Quand je regarde une des petites étoiles de la voie lactée, je me dis que la terre n’est pas plus grande que l’une de ces étincelles. – Et moi qui gravite une minute sur cette étincelle, que suis-je donc, que sommes-nous? Ce sentiment de mon infirmité, de mon néant, me rassure. Il me semble être devenu un grain de poussière perdu dans l’espace, et pourtant je fais partie de cette grandeur illimitée qui m’enveloppe. Je n’ai jamais compris que cela fût désespérant. Car il se pourrait bien qu’il n’y eût rien du tout, derrière le rideau noir. L’infini, d’ailleurs, submerge toutes nos conceptions. Et du moment qu’il est, pourquoi y aurait-il un but à une chose aussi relative que nous?

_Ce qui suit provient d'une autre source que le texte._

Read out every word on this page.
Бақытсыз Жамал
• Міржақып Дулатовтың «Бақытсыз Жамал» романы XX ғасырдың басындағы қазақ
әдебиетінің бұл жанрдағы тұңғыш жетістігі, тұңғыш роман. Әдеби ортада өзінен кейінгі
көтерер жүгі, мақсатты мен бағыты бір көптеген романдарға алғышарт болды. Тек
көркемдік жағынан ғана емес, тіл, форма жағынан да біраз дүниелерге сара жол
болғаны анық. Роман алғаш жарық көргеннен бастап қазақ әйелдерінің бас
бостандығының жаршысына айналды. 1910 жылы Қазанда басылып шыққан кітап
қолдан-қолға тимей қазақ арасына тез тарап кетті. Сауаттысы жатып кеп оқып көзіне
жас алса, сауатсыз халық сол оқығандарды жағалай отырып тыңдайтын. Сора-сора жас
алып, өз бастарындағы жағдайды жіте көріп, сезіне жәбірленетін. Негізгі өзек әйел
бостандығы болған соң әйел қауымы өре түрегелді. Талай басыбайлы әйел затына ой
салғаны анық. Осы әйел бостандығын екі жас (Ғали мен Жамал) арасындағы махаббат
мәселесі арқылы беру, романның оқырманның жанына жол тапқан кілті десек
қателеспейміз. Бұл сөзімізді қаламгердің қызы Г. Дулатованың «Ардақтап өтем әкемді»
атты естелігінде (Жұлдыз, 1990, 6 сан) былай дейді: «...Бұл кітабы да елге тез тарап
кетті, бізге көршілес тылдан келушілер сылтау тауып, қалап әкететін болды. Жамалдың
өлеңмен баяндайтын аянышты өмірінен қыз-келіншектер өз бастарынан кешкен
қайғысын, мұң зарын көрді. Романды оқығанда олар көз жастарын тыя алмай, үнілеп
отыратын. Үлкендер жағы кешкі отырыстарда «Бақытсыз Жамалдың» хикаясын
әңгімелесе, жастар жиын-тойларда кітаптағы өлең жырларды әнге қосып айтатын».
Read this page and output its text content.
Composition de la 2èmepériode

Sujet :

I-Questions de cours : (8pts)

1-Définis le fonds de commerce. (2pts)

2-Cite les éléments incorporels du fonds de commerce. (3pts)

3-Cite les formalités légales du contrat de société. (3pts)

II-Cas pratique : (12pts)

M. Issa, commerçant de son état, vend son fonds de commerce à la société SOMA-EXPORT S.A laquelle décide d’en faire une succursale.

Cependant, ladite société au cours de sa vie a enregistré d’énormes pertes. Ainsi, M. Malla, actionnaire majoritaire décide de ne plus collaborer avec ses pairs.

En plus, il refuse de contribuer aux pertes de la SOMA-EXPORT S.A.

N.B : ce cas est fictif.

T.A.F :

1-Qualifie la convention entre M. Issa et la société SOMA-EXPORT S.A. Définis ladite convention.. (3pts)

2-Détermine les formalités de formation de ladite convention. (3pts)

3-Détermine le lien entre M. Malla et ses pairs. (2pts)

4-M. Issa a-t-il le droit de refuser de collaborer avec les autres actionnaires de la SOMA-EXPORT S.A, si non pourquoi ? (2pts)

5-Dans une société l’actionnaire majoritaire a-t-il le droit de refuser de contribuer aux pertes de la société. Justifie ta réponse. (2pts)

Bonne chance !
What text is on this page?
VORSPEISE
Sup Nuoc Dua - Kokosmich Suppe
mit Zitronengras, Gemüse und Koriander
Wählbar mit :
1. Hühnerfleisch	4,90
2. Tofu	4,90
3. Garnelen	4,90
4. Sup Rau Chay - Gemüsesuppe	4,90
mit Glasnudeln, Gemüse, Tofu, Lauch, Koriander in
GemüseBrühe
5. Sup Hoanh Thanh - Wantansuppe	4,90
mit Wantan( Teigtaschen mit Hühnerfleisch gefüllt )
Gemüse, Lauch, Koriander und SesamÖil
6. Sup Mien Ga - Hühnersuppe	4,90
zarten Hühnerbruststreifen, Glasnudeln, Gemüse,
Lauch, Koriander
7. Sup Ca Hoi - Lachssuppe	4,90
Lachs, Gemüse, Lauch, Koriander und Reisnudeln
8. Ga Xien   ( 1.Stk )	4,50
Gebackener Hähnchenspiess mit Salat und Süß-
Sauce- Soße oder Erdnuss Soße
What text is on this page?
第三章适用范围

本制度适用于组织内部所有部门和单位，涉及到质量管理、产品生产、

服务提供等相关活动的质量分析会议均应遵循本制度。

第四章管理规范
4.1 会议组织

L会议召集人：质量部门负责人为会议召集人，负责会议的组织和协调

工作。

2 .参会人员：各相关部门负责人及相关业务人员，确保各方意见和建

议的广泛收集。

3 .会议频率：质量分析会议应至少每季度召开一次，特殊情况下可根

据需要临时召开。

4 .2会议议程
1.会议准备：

Imaginez un homme qui, avec des balances de mille coudées voudrait peser le sable de la mer. Quand il aurait empli ses deux plateaux, ils déborderaient et son travail ne serait pas plus avancé qu’au commencement. Toutes les philosophies en sont là. Elles ont beau se dire: «Il y a un poids cependant, il y a un certain chiffre qu’il faut savoir. Essayons»; on élargit les balances, la corde casse, et toujours ainsi, toujours! Soyez donc plus chrétienne. Et résignez-vous à l’ignorance. Vous me demandez quels livres lire. Lisez Montaigne, lisez-le lentement, posément! Il vous calmera. Et n’écoutez pas les gens qui parlent de son égoïsme. Vous l’aimerez, vous verrez. Mais ne lisez pas, comme les enfants lisent, pour vous amuser, ni comme les ambitieux lisent, pour vous instruire. Non. Lisez pour vivre. Faites à votre âme une atmosphère intellectuelle qui sera composée par l’émanation de tous les grands esprits. Étudiez, à fond, Shakespeare et Goethe. Lisez des traductions des auteurs grecs et romains, Homère, Pétrone, Plaute, Apulée, etc., et quand quelque chose vous ennuiera, acharnez-vous dessus. Vous le comprendrez bientôt, ce sera une satisfaction pour vous. Il s’agit de travailler, me comprenez-vous? Je n’aime pas à voir une aussi belle nature que la vôtre s’abîmer dans le chagrin et le désœuvrement. Élargissez votre horizon et vous respirerez plus à l’aise. Si vous étiez un homme et que vous eussiez vingt ans, je vous dirais de vous embarquer pour faire le tour du monde. Eh bien! faites le tour du monde dans votre chambre. Étudiez ce dont vous ne vous doutez pas: la Terre. Mais je vous recommande d’abord Montaigne. Lisez-le d’un bout à l’autre et quand vous aurez fini, recommencez. Les conseils (de médecins, sans doute) que l’on vous donne me paraissent peu intelligents. Il faut, au contraire, fatiguer votre pensée. Ne croyez pas qu’elle soit usée. Ce n’est point une courbature qu’elle a, mais des convulsions. Ces gens-là, d’ailleurs, n’entendent rien à l’âme. Je les connais, allez!

Je ne vous parle pas aujourd’hui d’Angélique, parce que je n’ai ni le temps ni la place. Je vous en ferai une critique détaillée dans ma prochaine lettre.

Adieu, et comptez toujours sur mon affection. Je pense très souvent à vous, et j’ai grande envie de vous voir. Cela viendra, espérons-le […].